Dalam dunia perbankan diperlukan adanya manajemen risiko yang baik untuk keberlangsungan bank itu sendiri dan perlindungan konsumen. Zaini (2016) menjelaskan dalam manajemen risiko perbankan terdapat regulasi kecukupan yang diatur atau dikenal dengan istilah Basel oleh Basel Committee on Bankking Supervision (BCBS) yang kekinian adalah Basel III.
Basel melihat terdapat kelemahan pada Basel II yang harus diperbaharui dan memandang banyak bank belum siap dalam menghadapi kondisi krisis. Sistem 3 pilar pada Basel II tetap diberlakukan dengan menambah beberapa peraturan.
Basel III berfokus pada likuiditas, masalah procyclicality, masalah sistemik, dan kualitas modal. Procyclicality merupakan peristiwa berulang ketika ekonomi sedang stabil sedangkan bank terlalu longgar dalam ekspansi kredit, sebaliknya ketika kondisi kurang stabil bank terlalu ketat dalam meluncurkan kredit sehingga terdapat sikap saling tidak percaya bahwa krisis terjadi berulang. Sementara masalah sistemik merupakan permasalahan bank yang dapat menularkan bank lain.

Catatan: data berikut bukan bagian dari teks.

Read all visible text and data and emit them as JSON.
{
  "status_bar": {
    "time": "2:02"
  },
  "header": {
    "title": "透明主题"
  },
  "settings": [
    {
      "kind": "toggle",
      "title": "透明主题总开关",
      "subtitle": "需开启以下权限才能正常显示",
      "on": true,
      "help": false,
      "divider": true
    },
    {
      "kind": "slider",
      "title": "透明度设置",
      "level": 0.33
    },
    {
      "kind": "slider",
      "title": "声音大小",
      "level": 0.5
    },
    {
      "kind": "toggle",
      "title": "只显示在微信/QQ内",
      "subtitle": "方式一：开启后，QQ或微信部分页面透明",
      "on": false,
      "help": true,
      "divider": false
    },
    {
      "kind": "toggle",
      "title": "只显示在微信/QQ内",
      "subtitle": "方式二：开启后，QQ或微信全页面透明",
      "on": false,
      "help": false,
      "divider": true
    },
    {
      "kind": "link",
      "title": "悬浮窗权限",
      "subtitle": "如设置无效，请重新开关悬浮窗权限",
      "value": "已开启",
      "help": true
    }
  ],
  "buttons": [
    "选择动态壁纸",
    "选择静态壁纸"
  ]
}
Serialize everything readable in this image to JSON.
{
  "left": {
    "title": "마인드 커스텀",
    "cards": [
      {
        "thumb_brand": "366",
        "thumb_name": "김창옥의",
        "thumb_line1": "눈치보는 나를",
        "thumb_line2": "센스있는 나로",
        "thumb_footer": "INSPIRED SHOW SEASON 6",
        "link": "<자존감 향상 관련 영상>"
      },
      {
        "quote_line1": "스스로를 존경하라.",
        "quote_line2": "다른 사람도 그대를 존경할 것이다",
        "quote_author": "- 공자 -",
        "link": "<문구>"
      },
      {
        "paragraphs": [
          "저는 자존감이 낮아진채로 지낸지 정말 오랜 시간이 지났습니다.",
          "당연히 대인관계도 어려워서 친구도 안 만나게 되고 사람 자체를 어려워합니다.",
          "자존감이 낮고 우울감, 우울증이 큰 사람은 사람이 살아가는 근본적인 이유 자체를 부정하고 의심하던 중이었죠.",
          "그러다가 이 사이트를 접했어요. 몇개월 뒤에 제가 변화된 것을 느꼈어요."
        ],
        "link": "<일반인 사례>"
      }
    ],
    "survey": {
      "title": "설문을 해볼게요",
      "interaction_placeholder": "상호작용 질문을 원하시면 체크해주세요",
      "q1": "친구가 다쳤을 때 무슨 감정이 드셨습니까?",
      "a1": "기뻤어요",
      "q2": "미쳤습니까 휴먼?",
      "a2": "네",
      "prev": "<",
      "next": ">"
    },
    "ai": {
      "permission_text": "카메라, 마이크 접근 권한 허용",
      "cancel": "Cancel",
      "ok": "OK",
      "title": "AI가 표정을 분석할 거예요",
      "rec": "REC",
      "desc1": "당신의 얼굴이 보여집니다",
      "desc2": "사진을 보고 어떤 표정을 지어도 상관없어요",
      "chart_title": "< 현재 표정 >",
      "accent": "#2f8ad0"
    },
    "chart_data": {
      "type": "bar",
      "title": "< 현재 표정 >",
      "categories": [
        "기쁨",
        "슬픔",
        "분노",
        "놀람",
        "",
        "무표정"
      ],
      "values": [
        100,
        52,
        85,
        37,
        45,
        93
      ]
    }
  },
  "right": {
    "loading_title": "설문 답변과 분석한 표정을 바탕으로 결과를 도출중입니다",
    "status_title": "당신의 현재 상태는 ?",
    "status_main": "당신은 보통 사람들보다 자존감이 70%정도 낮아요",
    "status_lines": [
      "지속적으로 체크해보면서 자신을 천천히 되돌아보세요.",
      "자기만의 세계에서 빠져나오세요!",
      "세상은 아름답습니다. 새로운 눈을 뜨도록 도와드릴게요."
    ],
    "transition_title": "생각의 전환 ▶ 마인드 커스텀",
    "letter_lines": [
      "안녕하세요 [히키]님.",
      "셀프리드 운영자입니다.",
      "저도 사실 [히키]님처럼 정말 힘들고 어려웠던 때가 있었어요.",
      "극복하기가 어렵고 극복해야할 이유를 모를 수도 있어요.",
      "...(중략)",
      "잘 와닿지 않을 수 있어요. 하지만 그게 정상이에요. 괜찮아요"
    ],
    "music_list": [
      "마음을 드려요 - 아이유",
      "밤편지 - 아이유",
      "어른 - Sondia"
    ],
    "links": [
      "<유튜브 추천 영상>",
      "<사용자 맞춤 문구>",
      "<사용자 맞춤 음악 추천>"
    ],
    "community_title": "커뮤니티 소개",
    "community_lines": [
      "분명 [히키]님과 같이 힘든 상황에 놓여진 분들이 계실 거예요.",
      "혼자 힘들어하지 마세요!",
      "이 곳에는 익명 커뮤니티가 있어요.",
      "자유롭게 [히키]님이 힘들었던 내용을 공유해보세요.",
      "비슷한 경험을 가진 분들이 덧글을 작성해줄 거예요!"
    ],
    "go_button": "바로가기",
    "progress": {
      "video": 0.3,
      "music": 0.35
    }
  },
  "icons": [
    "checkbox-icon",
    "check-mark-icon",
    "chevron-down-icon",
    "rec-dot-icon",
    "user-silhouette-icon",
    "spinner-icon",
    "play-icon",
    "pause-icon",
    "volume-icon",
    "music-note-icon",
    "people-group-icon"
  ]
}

Latar belakang Basel III ada karena:
- Krisis global pada 2008 yang terjadi karena banyaknya posisi derivative yang mengalami kerugian dan melemahkan modal secara cepat. Krisisi ini jga dinilai karena kurangnya memelihara aset likuid sehingga ketika krises bank tidak mampu menyerap kerugian;
- Krisis diikuti oleh bank berbondong-bondong menjual posisi portofolio dalam memenuhi kewajiban dan mengurangi risiko. Kejadian tersebut menyebabkan penularan ke bank lain;
- Krisis kepercayaan pada pasar dan perbankan yang menular ke sistem keuangan dan sektor riil.
Adapun tujuan BCBS mengeluarkan Basel III adalah:
- Meningkatkan kemampuan perbankan dalam menyerap kerugian khususnya untuk sekonomi secara keseluruhan yang dipercaya sebagai benteng dalam krisis;
- Meningkatkan kemampuan bank untuk manajemen risiko dan meningkatkan transparansi dan keterbukaan bank dalam menjalankan operasional bank;
- Memperkuat ketahanan bank pada risiko sistemik khususnya mencegah krisis yang dapat meluas.
Lebih lanjut, langkah-langkah yang terdapat di Basel IIII meliputi:
- Meningkatkan konsistensi, kualitas, dan transparansi modal dalam menutupi jenis risiko;
- Meningkatkan ketahanan dalam kondisi krisis dengan peningkatan buffer;
- Memperluas lingkup risiko yang harus dikelola dan melengkapi modal dengan rasio leverage;
- Mengurangi efek musiman yang mengharuskan penyediaan cadangan buffer yang berfungsi menutupi risiko cyclicality, pertumbuhan kredit berlebihan, cadangan privisi, dan konservasi permodalan;
- Mengendalikan risiko sistemik dan keterkaitan bank.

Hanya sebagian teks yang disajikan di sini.